A hot potato: The majority of people's response to gaming companies trying to shoehorn non-fungible tokens (NFTs) into the games has been negative, to say the least. But Ubisoft isn't put off by what many see as another shameless cash-grab, and it fully intends to push ahead with its plans while staying true to its "principles."
Ubisoft has been investigating blockchain titles through its Strategic Innovation Lab since at least 2018, and CEO Yves Guillemot is a founding member of the Blockchain Gaming Alliance. This month, the studio said that it would be adding NFT-based cosmetic items to Ghost Recon Breakpoint.
Ubisoft's Quartz platform announcement video saw a deluge of dislikes, and it appears that nobody is buying the Ghost Recon NFTs. A report earlier this week showed that just eight items had been sold, the most expensive going for 40 XTZ (about $166 based on the value of Tezos) and the cheapest costing a single XTZ, or about $4.17.
Given all the negative PR, one might imagine that Ubisoft would follow GSC Game World, which abandoned plans to include NFTs in Stalker 2 following a massive backlash from fans. But Ubisoft didn't become the most hated gaming company in the world by listening to public opinion.

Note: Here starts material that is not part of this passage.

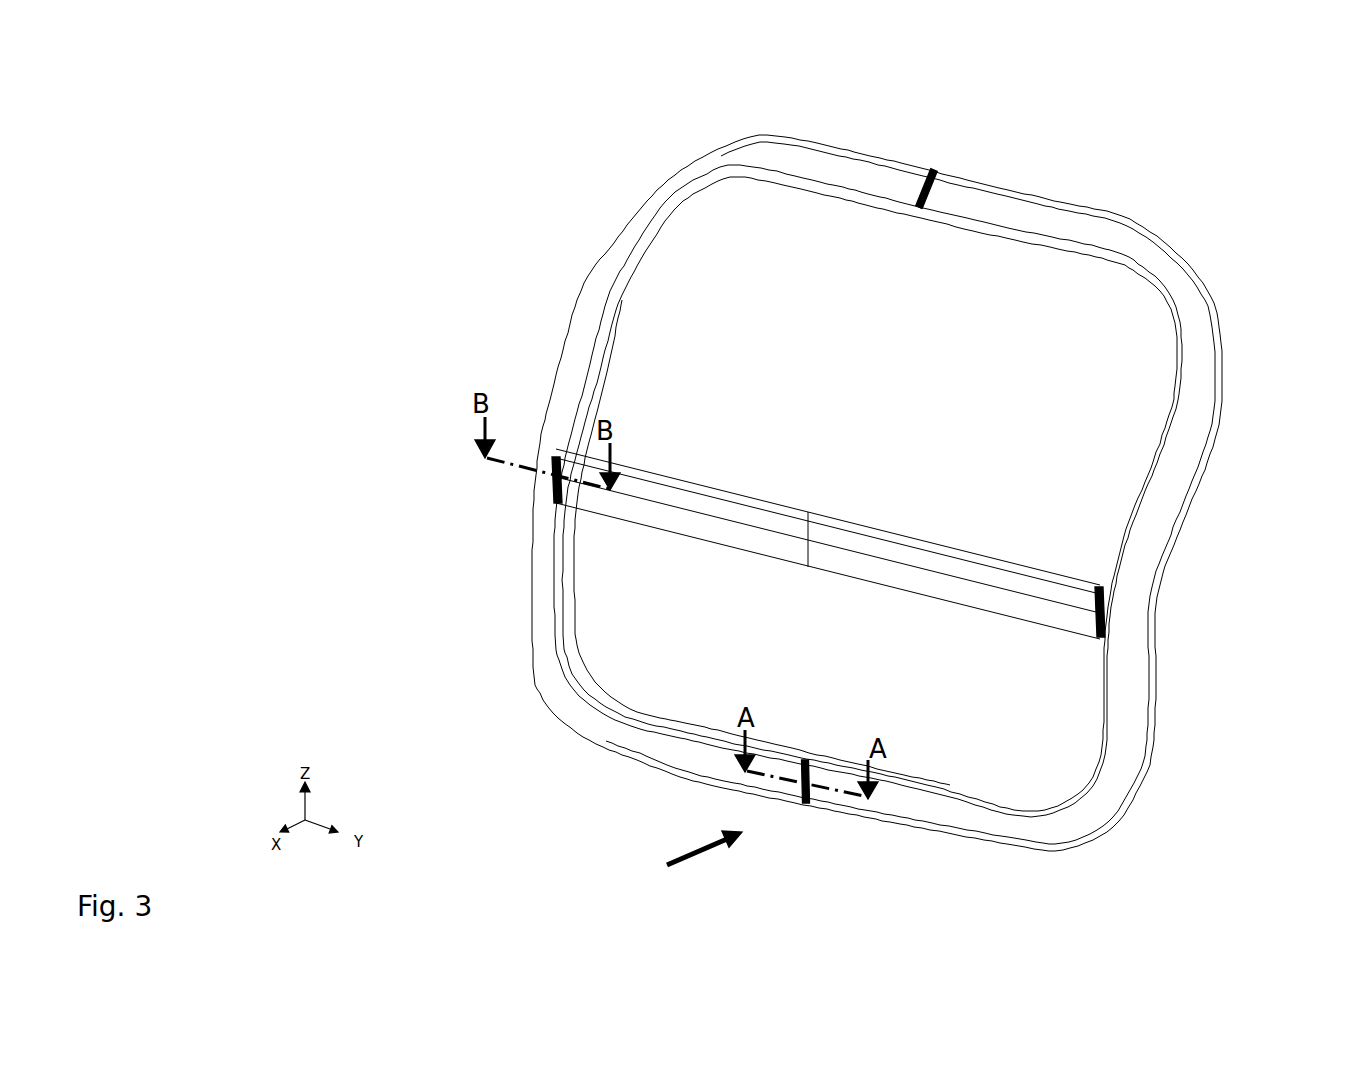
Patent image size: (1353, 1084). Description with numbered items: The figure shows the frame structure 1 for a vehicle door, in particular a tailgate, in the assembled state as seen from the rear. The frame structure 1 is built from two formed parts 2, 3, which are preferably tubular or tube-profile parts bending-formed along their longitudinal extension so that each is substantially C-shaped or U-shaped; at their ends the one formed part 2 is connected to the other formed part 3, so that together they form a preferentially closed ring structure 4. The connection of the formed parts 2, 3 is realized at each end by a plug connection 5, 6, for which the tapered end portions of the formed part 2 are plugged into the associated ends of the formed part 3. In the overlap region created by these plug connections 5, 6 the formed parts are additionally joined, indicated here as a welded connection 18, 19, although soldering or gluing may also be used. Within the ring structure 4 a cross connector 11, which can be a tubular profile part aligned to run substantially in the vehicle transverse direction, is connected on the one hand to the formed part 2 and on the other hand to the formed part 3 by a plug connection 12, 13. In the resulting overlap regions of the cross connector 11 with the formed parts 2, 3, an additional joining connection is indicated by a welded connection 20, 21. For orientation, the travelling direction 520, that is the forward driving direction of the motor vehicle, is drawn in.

In an interview with Decrypt, which is owned by a crypto company, Ubisoft blockchain technical director Didier Genevois said the firm isn't dropping its NFT plans and will "stay true" to its principles.
"We have received a lot of feedback since the announcement, and we hear both the encouragement and the concerns," he said. "We understand where the sentiment towards the technology comes from, and we need to keep taking it into consideration every step of the way."

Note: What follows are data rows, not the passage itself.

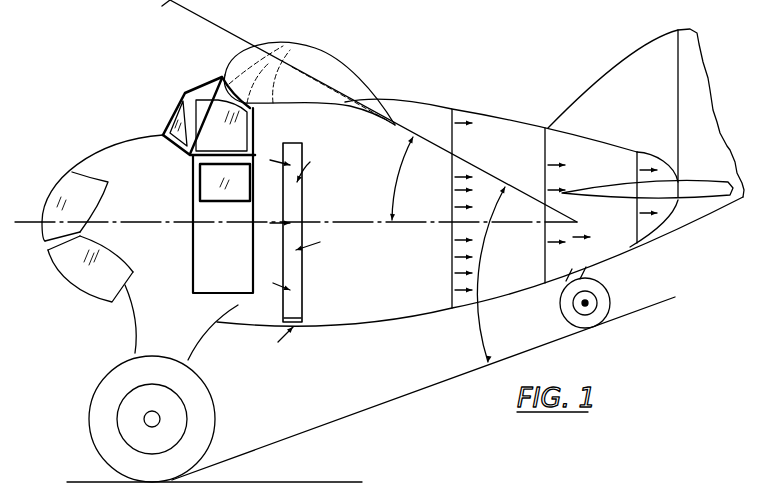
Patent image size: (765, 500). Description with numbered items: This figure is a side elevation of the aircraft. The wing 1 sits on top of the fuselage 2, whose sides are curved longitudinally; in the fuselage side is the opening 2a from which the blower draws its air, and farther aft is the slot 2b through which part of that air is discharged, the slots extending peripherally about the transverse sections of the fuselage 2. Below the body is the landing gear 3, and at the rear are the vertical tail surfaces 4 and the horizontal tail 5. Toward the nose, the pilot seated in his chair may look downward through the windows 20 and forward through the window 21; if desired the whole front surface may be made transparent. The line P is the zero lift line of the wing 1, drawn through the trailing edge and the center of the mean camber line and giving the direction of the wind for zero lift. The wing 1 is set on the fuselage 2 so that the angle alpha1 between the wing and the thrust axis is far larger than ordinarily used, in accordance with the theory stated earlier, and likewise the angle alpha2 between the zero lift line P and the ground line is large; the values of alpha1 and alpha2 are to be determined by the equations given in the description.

The wing 1 is at (338, 68).
The fuselage 2 is at (408, 113).
The opening 2a is at (300, 258).
The slot 2b is at (513, 142).
The landing gear 3 is at (175, 346).
The vertical tail surfaces 4 is at (697, 82).
The horizontal tail 5 is at (680, 182).
The windows 20 is at (90, 282).
The window 21 is at (180, 125).
The zero lift line P is at (361, 111).
The angle alpha1 is at (401, 178).
The angle alpha2 is at (489, 274).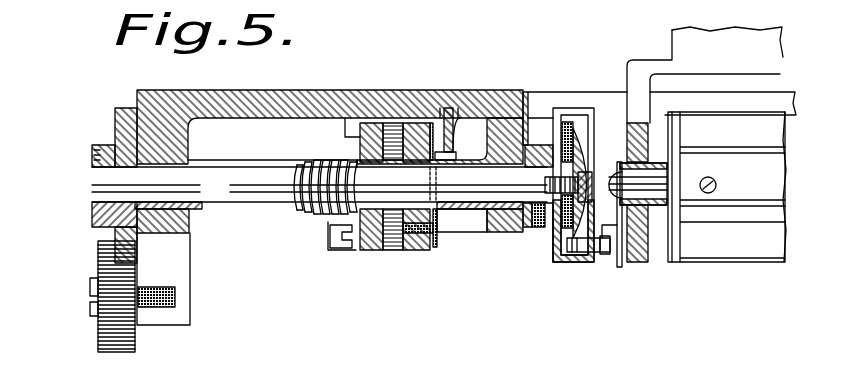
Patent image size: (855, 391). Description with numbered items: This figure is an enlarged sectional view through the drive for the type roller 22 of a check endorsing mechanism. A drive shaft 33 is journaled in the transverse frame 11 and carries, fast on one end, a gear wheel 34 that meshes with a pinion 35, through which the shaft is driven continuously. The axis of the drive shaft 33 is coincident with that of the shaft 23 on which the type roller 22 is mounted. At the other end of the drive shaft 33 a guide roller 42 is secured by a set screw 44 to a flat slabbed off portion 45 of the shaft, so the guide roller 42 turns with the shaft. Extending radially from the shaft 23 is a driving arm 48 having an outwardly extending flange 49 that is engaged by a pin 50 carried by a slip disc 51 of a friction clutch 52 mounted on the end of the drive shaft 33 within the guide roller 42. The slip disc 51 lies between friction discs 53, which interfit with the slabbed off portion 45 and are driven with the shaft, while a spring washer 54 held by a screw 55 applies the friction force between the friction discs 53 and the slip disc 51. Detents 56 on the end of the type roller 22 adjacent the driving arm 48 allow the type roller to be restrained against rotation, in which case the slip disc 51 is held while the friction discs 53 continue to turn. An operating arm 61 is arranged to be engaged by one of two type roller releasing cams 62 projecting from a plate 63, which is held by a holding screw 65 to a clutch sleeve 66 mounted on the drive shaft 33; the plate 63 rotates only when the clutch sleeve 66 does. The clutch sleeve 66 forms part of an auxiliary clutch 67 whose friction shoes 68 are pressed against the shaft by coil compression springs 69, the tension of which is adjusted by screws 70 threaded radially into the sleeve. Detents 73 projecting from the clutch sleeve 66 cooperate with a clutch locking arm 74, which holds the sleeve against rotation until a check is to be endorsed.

The transverse frame 11 is at (363, 98).
The type roller 22 is at (710, 266).
The shaft 23 is at (645, 180).
The drive shaft 33 is at (253, 201).
The gear wheel 34 is at (114, 121).
The pinion 35 is at (98, 258).
The guide roller 42 is at (551, 250).
The set screw 44 is at (535, 227).
The flat slabbed off portion 45 is at (537, 232).
The driving arm 48 is at (627, 256).
The outwardly extending flange 49 is at (607, 258).
The pin 50 is at (580, 262).
The slip disc 51 is at (578, 258).
The friction clutch 52 is at (582, 127).
The friction discs 53 is at (563, 135).
The spring washer 54 is at (588, 120).
The screw 55 is at (594, 173).
The detents 56 is at (653, 127).
The operating arm 61 is at (450, 120).
The type roller releasing cams 62 is at (470, 152).
The plate 63 is at (433, 248).
The holding screw 65 is at (440, 240).
The clutch sleeve 66 is at (417, 250).
The auxiliary clutch 67 is at (357, 265).
The friction shoes 68 is at (383, 162).
The coil compression springs 69 is at (413, 140).
The screws 70 is at (395, 123).
The detents 73 is at (350, 118).
The clutch locking arm 74 is at (328, 229).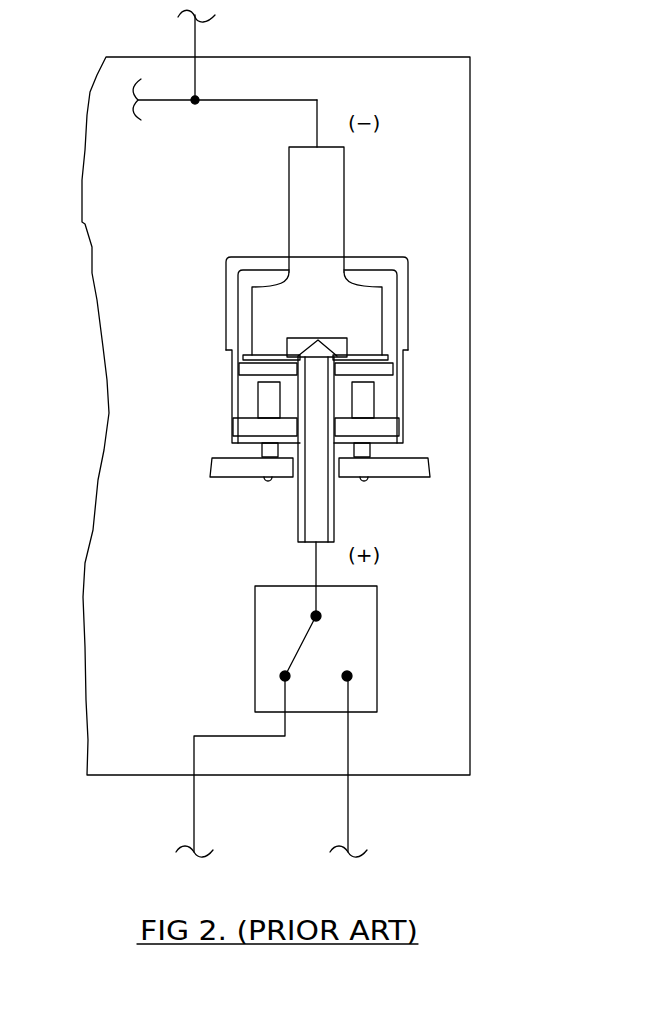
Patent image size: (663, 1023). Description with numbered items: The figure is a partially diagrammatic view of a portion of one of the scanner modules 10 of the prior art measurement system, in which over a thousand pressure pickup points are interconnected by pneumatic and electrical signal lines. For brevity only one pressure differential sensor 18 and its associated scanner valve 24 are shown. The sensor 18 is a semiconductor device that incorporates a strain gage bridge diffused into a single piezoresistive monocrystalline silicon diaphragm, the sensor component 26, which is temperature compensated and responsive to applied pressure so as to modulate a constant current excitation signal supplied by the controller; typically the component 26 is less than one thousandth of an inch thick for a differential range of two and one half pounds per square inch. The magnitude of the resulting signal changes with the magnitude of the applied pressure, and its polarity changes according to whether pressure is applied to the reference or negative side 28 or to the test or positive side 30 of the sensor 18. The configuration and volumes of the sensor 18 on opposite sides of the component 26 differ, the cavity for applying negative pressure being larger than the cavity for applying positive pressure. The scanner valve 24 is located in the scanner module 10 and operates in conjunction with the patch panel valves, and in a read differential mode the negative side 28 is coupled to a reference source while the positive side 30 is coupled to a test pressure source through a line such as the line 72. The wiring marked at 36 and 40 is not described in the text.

The scanner module 10 is at (471, 179).
The pressure differential sensor 18 is at (289, 243).
The scanner valve 24 is at (255, 640).
The sensor component 26 is at (318, 340).
The negative side 28 is at (336, 338).
The positive side 30 is at (318, 340).
The negative supply wire 36 is at (283, 100).
The switch wire 40 is at (194, 797).
The test pressure line 72 is at (348, 793).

"This experiment is meant to understand how the value proposition of decentralization can be received and embraced by our players. We know it is a major change that will take time, but we will stay true to our three principles."
Those principles that Genevois references are to "use the tech responsibly" and "build a safe environment" for players to explore how NFTs work, "only leverage energy-efficient proof-of-stake blockchains," and "focus on meaningful value propositions for players that benefit their gaming experience."
None of that explains why people should care about NFTs or how they improve a gaming experience, of course, but that's not stopped Ubisoft from doubling down. Guillemot has reportedly told workers that gamers will eventually accept them in the same way as they did with DLC, cosmetic items, season passes, etc., areas that Ubisoft knows all too well.
A French videogame workers union representing Ubisoft employees issued a statement recently calling blockchain and NFT technology "useless, costly, and ecologically mortifying," reports PCGamesN.
Ubisoft is facing more than just criticism from gamers. A recent report claimed it is losing workers rapidly in what is being called a "great exodus" and "the cut artery."